Author, Poet and ArtistWhile Jay, the owner of the pest control company (a sweet, older gentleman, who has been around for a long time) was here, we asked him if he’d consider taking away the Cuban tree frog that lives in our shedlette and dispose of it for us, but he said regretfully he couldn’t. I didn’t hear the reason, he was talking to Bill then. But later he wanted to talk to me about it. He had answers but none of them would suffice.

“Throw a towel over it, catch it, and let it loose in the woods.

“Can’t do that, it’s an exotic.”

“There’s lots of woods around here.”

“It will breed and take over more territory.”

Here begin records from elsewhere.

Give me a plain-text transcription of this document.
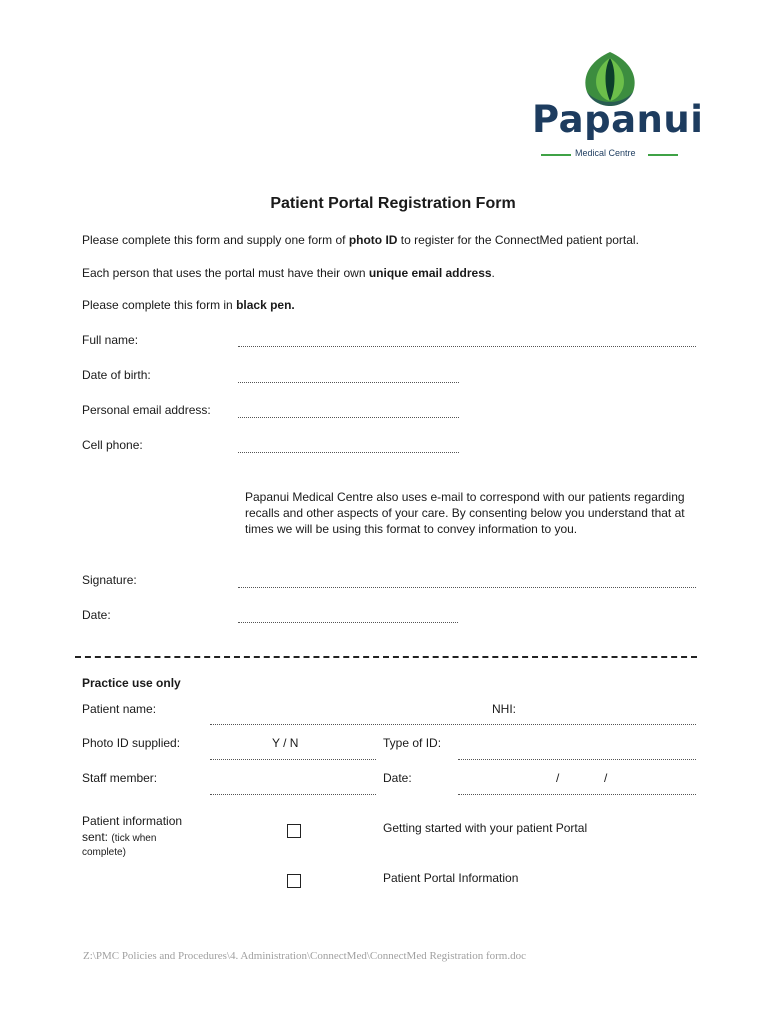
Papanui
Medical Centre
Patient Portal Registration Form
Please complete this form and supply one form of photo ID to register for the ConnectMed patient portal.
Each person that uses the portal must have their own unique email address.
Please complete this form in black pen.
Full name:
Date of birth:
Personal email address:
Cell phone:
Papanui Medical Centre also uses e-mail to correspond with our patients regarding recalls and other aspects of your care. By consenting below you understand that at times we will be using this format to convey information to you.
Signature:
Date:
Practice use only
Patient name:	NHI:
Photo ID supplied:	Y / N	Type of ID:
Staff member:	Date:	/	/
Patient information
sent: (tick when
complete)
Getting started with your patient Portal
Patient Portal Information
Z:\PMC Policies and Procedures\4. Administration\ConnectMed\ConnectMed Registration form.doc
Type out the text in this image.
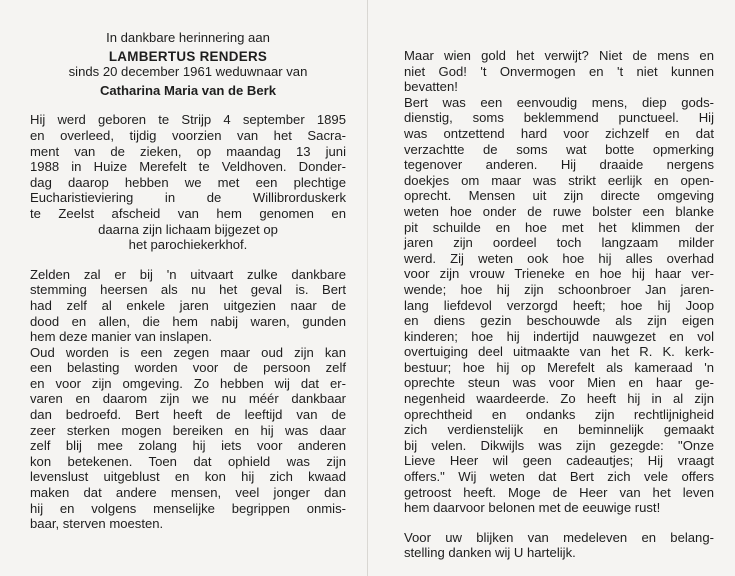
In dankbare herinnering aan
LAMBERTUS RENDERS
sinds 20 december 1961 weduwnaar van
Catharina Maria van de Berk
Hij werd geboren te Strijp 4 september 1895
en overleed, tijdig voorzien van het Sacra-
ment van de zieken, op maandag 13 juni
1988 in Huize Merefelt te Veldhoven. Donder-
dag daarop hebben we met een plechtige
Eucharistieviering in de Willibrorduskerk
te Zeelst afscheid van hem genomen en
daarna zijn lichaam bijgezet op
het parochiekerkhof.
Zelden zal er bij 'n uitvaart zulke dankbare
stemming heersen als nu het geval is. Bert
had zelf al enkele jaren uitgezien naar de
dood en allen, die hem nabij waren, gunden
hem deze manier van inslapen.
Oud worden is een zegen maar oud zijn kan
een belasting worden voor de persoon zelf
en voor zijn omgeving. Zo hebben wij dat er-
varen en daarom zijn we nu méér dankbaar
dan bedroefd. Bert heeft de leeftijd van de
zeer sterken mogen bereiken en hij was daar
zelf blij mee zolang hij iets voor anderen
kon betekenen. Toen dat ophield was zijn
levenslust uitgeblust en kon hij zich kwaad
maken dat andere mensen, veel jonger dan
hij en volgens menselijke begrippen onmis-
baar, sterven moesten.
Maar wien gold het verwijt? Niet de mens en
niet God! 't Onvermogen en 't niet kunnen
bevatten!
Bert was een eenvoudig mens, diep gods-
dienstig, soms beklemmend punctueel. Hij
was ontzettend hard voor zichzelf en dat
verzachtte de soms wat botte opmerking
tegenover anderen. Hij draaide nergens
doekjes om maar was strikt eerlijk en open-
oprecht. Mensen uit zijn directe omgeving
weten hoe onder de ruwe bolster een blanke
pit schuilde en hoe met het klimmen der
jaren zijn oordeel toch langzaam milder
werd. Zij weten ook hoe hij alles overhad
voor zijn vrouw Trieneke en hoe hij haar ver-
wende; hoe hij zijn schoonbroer Jan jaren-
lang liefdevol verzorgd heeft; hoe hij Joop
en diens gezin beschouwde als zijn eigen
kinderen; hoe hij indertijd nauwgezet en vol
overtuiging deel uitmaakte van het R. K. kerk-
bestuur; hoe hij op Merefelt als kameraad 'n
oprechte steun was voor Mien en haar ge-
negenheid waardeerde. Zo heeft hij in al zijn
oprechtheid en ondanks zijn rechtlijnigheid
zich verdienstelijk en beminnelijk gemaakt
bij velen. Dikwijls was zijn gezegde: "Onze
Lieve Heer wil geen cadeautjes; Hij vraagt
offers." Wij weten dat Bert zich vele offers
getroost heeft. Moge de Heer van het leven
hem daarvoor belonen met de eeuwige rust!
Voor uw blijken van medeleven en belang-
stelling danken wij U hartelijk.
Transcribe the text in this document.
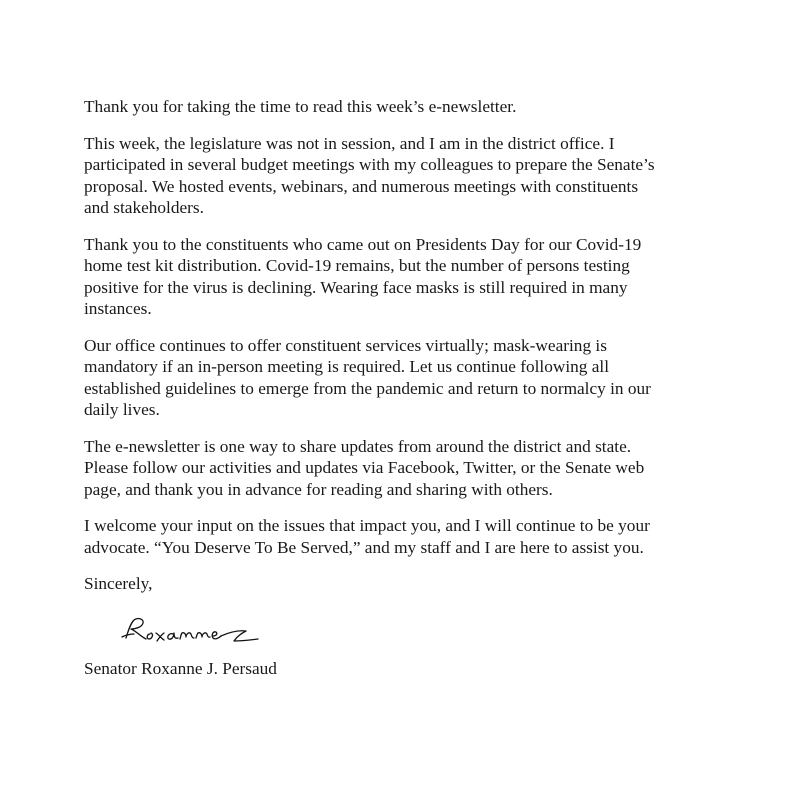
Thank you for taking the time to read this week’s e-newsletter.

This week, the legislature was not in session, and I am in the district office. I
participated in several budget meetings with my colleagues to prepare the Senate’s
proposal. We hosted events, webinars, and numerous meetings with constituents
and stakeholders.

Thank you to the constituents who came out on Presidents Day for our Covid-19
home test kit distribution. Covid-19 remains, but the number of persons testing
positive for the virus is declining. Wearing face masks is still required in many
instances.

Our office continues to offer constituent services virtually; mask-wearing is
mandatory if an in-person meeting is required. Let us continue following all
established guidelines to emerge from the pandemic and return to normalcy in our
daily lives.

The e-newsletter is one way to share updates from around the district and state.
Please follow our activities and updates via Facebook, Twitter, or the Senate web
page, and thank you in advance for reading and sharing with others.

I welcome your input on the issues that impact you, and I will continue to be your
advocate. “You Deserve To Be Served,” and my staff and I are here to assist you.

Sincerely,

Senator Roxanne J. Persaud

“Oh in that case it will have to be …” I wish I could recall his euphemism for killed.”

“Yes.”

We really shouldn’t let it live. Billy, my ecologist son, and I have been discussing for years what to do with it. Another man he knows has a system for getting rid of them. We discussed taking it to him, but my grandchildren begged us not to. We wouldn’t have anyway, that’s the big problem, really, we can’t kill things.

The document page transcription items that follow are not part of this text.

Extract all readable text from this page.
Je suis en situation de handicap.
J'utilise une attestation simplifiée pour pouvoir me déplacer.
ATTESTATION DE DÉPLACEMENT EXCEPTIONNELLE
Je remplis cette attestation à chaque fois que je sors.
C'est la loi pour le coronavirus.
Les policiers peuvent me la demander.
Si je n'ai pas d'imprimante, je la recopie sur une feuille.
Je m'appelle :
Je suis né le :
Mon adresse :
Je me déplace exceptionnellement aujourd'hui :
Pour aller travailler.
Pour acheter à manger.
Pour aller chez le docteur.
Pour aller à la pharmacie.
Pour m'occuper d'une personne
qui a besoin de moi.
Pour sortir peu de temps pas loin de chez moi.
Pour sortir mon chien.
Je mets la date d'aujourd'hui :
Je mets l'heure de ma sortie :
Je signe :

Known to take food and territory from native flora or fauna, an exotic is a plant or animal that came from somewhere else. Sometimes they prey on the natives which further diminishes their numbers. In this case, the Cuban tree frog is helping destroy our beautiful little green frogs with the gold racing stripes live here. When we moved to Florida in 1965 the green ones were all over our porch slab. They clung to the sliding glass patio doors like suction ornaments. People had to watch their heads when they stepped out because the frogs were known to drop unexpectedly. Now we rarely see one, it’s not all the Cuban tree frog’s fault, pollution has done its worst.

Because of the Endangered Species Act (ESA), The National Wildlife Federation has three categories for plants and animals, 1. Extinct, 2. Endangered, and 3. Threatened. There is also a designation called Critical Habitat. Without the proper places to live and eat, any animal can become f threatened.

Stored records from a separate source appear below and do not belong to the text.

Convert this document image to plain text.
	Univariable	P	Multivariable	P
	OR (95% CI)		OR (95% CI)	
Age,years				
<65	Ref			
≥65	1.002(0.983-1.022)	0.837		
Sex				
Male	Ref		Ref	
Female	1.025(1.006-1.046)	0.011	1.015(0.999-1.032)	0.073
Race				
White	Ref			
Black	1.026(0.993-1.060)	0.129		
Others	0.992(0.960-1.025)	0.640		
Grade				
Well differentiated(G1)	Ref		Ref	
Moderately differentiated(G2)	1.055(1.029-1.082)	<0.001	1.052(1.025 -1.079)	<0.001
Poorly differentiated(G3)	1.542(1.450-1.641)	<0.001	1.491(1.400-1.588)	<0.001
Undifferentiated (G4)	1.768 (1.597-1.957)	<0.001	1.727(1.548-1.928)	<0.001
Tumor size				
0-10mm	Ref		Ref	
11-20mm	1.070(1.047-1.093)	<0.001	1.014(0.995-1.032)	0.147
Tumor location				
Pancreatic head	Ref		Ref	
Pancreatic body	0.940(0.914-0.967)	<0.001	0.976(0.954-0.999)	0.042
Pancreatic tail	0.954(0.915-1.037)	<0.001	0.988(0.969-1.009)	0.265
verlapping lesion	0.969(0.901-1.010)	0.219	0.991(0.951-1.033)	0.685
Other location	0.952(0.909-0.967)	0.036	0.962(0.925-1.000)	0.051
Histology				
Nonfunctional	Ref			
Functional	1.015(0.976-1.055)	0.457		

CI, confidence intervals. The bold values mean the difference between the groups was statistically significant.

I didn’t have to explain all of that to Jay. He knew what exotic meant. He knew about ecology. He said, “I see what you mean.” I’ll be interested to find out what you’ve decided to do.

We may leave the frog out there, he’s been out there since he was a quarter of the size he is now. The thing is, he keeps waking me up with his far-carrying wee-hours croaking. If it were steady I could probably ignore it, but it’s not. It’s a continual call that gets you fully awake and then it stops long enough for you to go back to sleep. Once you do that it starts again. I do have earplugs. And I do have a conscience about plotting murder in the night, so I end telling Jay I’ve decided the Cuban can stay. I wonder how long they live. He has every kind of protection in the shedlette — plenty of bugs to eat, and perhaps a green tree frog for dessert.

http://www.fws.gov/ENDANGERED/laws-policies/index.html

 

Frog

One Response to “To Kill or Not to Kill”

  1. Louise Gibson August 25, 2014 at 9:32 am #

    Very interesting, DiVoran. Life does present problems, many of which we have no control. If you wait long enough, something unforeseen will come along and solve your problem. I recall a time when pidgeons became a huge problem for me. The Lord sent a pregnant cat to my home. No more pidgeons. : – ) They all flew to Lake Eola.